Tharp’s dance pieces also used music in groundbreaking way. Not only did she set her dances to classics like Mozart, but she also set dances to popular music such as the Beach Boys.

Her many achievements include directing and choreographing four Broadway shows, choreographing five Hollywood movies and over 135 other dances, and winning a Tony Award and two Emmy Awards.

Tharp is also an accomplished writer. She wrote her autobiography, entitled “Push Comes to Shove,” as well as two additional non-fiction books, “The Creative Habit: Learn it and Use it for Life,” and “The Collaborative Habit: Life Lessons for Working Together”.

The list of Tharp’s achievements could go on and on, but the real question is, why should non-dancing Guilford students give a hoot?

“I think a lot of the spirit of (Tharp’s) work is really embodied in the spirit of Guilford,” said Mylene Dressler, visiting professor of English. “We can probably gain a lot of insight from her long experience being a creative person … and continuing to flourish and thrive.”

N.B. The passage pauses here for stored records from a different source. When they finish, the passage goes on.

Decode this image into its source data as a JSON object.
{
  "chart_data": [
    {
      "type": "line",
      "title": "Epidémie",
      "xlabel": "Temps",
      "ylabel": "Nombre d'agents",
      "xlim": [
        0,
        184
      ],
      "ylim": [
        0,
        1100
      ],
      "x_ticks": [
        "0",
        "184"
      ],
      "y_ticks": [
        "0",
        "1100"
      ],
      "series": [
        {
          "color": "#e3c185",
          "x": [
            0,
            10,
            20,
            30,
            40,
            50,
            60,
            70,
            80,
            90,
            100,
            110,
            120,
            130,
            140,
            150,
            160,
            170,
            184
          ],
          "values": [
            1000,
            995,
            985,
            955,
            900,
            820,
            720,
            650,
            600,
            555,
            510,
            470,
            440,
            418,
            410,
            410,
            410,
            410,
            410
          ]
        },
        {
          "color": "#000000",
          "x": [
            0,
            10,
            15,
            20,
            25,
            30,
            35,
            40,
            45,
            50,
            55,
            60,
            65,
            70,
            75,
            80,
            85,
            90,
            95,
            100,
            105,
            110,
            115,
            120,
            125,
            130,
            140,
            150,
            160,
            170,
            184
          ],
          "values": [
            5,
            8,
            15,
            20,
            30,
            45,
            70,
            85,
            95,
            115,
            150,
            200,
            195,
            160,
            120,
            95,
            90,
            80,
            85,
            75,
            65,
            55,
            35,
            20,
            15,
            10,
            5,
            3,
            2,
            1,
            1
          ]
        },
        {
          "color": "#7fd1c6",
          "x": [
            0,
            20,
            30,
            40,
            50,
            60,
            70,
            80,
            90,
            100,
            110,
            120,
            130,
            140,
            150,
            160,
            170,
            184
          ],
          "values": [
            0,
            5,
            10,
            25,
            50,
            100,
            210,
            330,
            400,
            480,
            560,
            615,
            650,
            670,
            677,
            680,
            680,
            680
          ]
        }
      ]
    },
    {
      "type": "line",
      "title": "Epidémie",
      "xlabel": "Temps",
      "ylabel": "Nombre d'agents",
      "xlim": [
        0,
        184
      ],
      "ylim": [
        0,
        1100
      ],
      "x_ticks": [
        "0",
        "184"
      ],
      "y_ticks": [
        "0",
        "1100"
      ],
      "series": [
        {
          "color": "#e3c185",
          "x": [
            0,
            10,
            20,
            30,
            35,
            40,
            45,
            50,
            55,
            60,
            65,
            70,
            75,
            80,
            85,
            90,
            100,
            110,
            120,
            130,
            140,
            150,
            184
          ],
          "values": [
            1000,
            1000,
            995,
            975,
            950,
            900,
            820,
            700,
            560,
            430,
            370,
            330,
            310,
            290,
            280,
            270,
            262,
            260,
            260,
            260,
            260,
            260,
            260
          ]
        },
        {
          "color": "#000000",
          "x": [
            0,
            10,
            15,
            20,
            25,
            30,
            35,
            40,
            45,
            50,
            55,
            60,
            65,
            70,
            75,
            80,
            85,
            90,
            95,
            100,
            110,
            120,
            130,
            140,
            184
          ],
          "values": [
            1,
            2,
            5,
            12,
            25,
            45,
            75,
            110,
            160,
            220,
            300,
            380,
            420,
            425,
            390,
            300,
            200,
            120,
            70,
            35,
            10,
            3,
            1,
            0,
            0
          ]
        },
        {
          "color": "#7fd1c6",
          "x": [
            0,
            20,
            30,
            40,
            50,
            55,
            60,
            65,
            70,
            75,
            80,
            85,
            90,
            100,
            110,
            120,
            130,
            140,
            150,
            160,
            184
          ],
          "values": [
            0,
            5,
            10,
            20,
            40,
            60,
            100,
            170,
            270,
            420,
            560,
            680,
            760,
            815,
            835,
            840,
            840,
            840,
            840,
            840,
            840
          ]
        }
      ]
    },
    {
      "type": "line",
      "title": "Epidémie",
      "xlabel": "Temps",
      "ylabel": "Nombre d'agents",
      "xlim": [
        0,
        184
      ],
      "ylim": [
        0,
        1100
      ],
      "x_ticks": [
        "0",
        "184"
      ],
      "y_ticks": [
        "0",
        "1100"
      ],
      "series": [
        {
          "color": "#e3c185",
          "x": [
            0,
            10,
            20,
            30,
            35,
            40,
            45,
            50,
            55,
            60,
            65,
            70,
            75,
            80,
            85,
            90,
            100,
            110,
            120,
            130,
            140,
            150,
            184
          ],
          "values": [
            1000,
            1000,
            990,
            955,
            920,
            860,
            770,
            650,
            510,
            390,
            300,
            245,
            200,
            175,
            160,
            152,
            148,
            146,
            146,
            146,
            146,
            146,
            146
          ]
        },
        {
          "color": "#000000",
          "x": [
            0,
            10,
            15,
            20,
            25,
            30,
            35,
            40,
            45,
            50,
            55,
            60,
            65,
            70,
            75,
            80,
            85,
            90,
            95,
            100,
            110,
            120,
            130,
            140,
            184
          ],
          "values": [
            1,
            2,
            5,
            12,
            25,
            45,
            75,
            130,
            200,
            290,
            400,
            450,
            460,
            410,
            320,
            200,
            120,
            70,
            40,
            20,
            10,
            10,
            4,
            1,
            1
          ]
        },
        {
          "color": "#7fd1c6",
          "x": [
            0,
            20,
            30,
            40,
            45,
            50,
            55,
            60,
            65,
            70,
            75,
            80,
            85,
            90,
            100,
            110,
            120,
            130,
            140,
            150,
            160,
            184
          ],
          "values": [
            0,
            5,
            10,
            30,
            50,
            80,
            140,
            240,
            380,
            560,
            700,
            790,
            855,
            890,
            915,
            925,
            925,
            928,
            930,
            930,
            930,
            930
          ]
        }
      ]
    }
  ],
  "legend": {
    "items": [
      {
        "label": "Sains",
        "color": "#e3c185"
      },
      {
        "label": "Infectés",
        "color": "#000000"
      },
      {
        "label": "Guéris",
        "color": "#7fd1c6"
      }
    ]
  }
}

One of the greatest parts of belonging to the Guilford community is that people are accepted for who they are, when much of the time that has not always been the case. Tharp can likely relate.

Guilford strives to impress upon us that creativity and persistent hard work are vital parts of education, no matter what you study. This is also one of the key themes of Tharp’s book, “The Creative Habit”, which, incidentally, is the textbook for Modern Dance II here at Guilford.

“Creativity is not just for artists,” writes Tharp in “The Creative Habit.” “It’s for businesspeople looking for a new way to close a sale; it’s for engineers trying to solve a problem; it’s for parents who want their children to see the world in more than one way.”

Tharp is also expected to speak about her newer book, which is also used as a textbook at Guilford. “The Collaborative Habit” is a subject which Dressler observed is “. . . so beautifully Guilford.”

“She was doing something completely different that people didn’t recognize at first,” said Dressler. “A lot of people were very critical of it, didn’t understand what she was doing. But she persevered. She followed her own rhythm.”¬¬¬¬¬¬

All in all, Tharp’s insights on creativity, collaboration, originality and perseverance are relevant to the Guilford student body and beyond, whether you have been dancing all your life or you were born with two left feet.

“(Tharp’s) visit is important to Guilford’s entire community because she reminds us of the value of creativity … a tool essential for success in whatever field a person practices,” said junior Grace Chafin. “It allows us to exercise our minds in ways that keep us a healthy and unique species.”